Traditional Dresses for Women of Nagaland
Women in general are clad in plain blue cloth and a white cloth with black marginal bands of changing breadth. The casual costume of a dress of Angami women includes a petticoat called ‘Neikhro’, a sleeveless top called ‘Vatchi’, a white skirt called ‘Pfemhou’. The Ze-liangs-rong, a mixed group of Zemis, Liangmais and Rongmei exhibit themselves in costumes, considerably same with that of the Angami tribe. The commonest costume is a white cloth, contrasted with six black bands of varying measurements at both ends. The costume of the Zemei women is restricted to white-coloured clothes and skirts with very narrow black and red border.
The costume of the Ao women is a skirt, which is one and a quarter meter long and about two thirds of the meter, is draped round the waist and the surface outer edge is implanted for the grip. The skirts come up in an inexplicable variety. They differ from village to village and also from clan to clan. The popular types of the Ao skirts involve ‘Azu jangnup su’, endowed with red and yellow-black stripes, the ‘Ngami su’ or fish tail skirt, and finally the ‘Yongzujangau’ or cucumber seed skirt, woven in red on a black base. The women of the remaining groups go for diversity.
Traditional Dresses for Men of Nagaland
A daily costume, meant for wear and tear, is the black shawl called ‘Ratapfe’. Men wear black kilt, decorated with embroidered cowries in three or four lines. The western Angami villages have their unique style of costume-design. Shawls of Lothas are graded by the number of gennas or festivals arranged by the wearer. Thus, a man who has given the first genna wears the ‘Phangrhup’. With the performance of the second genna, the strip broadens accordingly. The third genna allows a man to put in the ‘Ethasu’. With the fulfilment of the mission, the successful man resorts to stone-dragging which permits him to wear ‘Lungpensu’. This latter one is a dark blue cloth with five stripes of light blue and with thin marginal stripes on either side. There is only one cloth in the wardrobe of the Angamis, which is indicative of social prestige. The ‘Phichu-pfe’ is the priest’s costume.

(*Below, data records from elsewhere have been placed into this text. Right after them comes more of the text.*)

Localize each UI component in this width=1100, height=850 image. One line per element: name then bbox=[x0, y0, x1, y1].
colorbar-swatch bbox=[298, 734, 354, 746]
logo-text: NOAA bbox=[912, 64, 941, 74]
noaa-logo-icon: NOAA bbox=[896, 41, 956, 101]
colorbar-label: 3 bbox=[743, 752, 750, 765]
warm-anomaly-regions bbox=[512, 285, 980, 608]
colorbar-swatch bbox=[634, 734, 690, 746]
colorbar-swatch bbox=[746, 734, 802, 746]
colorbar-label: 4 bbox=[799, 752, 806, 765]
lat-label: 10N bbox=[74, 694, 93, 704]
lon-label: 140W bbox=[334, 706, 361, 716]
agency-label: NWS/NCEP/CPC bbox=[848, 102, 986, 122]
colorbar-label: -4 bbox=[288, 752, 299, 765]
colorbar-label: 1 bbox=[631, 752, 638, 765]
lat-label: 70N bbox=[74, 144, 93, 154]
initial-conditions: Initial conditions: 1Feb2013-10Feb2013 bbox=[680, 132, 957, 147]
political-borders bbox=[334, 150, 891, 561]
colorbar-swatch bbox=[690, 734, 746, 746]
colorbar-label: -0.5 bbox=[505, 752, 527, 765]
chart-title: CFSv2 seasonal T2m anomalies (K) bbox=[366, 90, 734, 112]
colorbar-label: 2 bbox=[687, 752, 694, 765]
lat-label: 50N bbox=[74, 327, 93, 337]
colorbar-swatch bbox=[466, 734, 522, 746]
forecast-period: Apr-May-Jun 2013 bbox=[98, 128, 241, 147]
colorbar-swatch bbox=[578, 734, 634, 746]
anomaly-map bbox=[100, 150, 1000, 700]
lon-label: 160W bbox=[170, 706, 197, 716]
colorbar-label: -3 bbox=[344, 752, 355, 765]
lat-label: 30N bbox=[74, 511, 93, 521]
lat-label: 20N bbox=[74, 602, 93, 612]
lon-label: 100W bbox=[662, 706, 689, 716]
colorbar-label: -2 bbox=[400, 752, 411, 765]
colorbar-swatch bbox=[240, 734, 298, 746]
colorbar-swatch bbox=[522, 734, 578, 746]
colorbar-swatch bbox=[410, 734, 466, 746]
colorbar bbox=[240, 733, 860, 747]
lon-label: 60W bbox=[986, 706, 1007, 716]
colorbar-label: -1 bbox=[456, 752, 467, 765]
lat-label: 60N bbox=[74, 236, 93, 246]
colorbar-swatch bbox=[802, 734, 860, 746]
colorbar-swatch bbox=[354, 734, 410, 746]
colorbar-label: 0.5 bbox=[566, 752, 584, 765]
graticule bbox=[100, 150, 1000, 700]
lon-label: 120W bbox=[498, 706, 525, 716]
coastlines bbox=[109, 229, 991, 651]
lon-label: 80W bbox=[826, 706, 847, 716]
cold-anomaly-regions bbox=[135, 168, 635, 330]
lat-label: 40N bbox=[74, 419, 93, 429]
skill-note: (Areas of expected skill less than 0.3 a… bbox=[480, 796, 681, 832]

Significance of Naga Shawls
‘Tsungkotepsu’ signifies affluence of the owner, and the depictions of elephant and tiger speaks of the courage of the concerned man, while the human head attests accomplishment in head-hunting and other tasks like wielding spear and dao.
The plethora of designs, motifs, patterns and vibrant shades make the world of Naga costumes a rainbow world.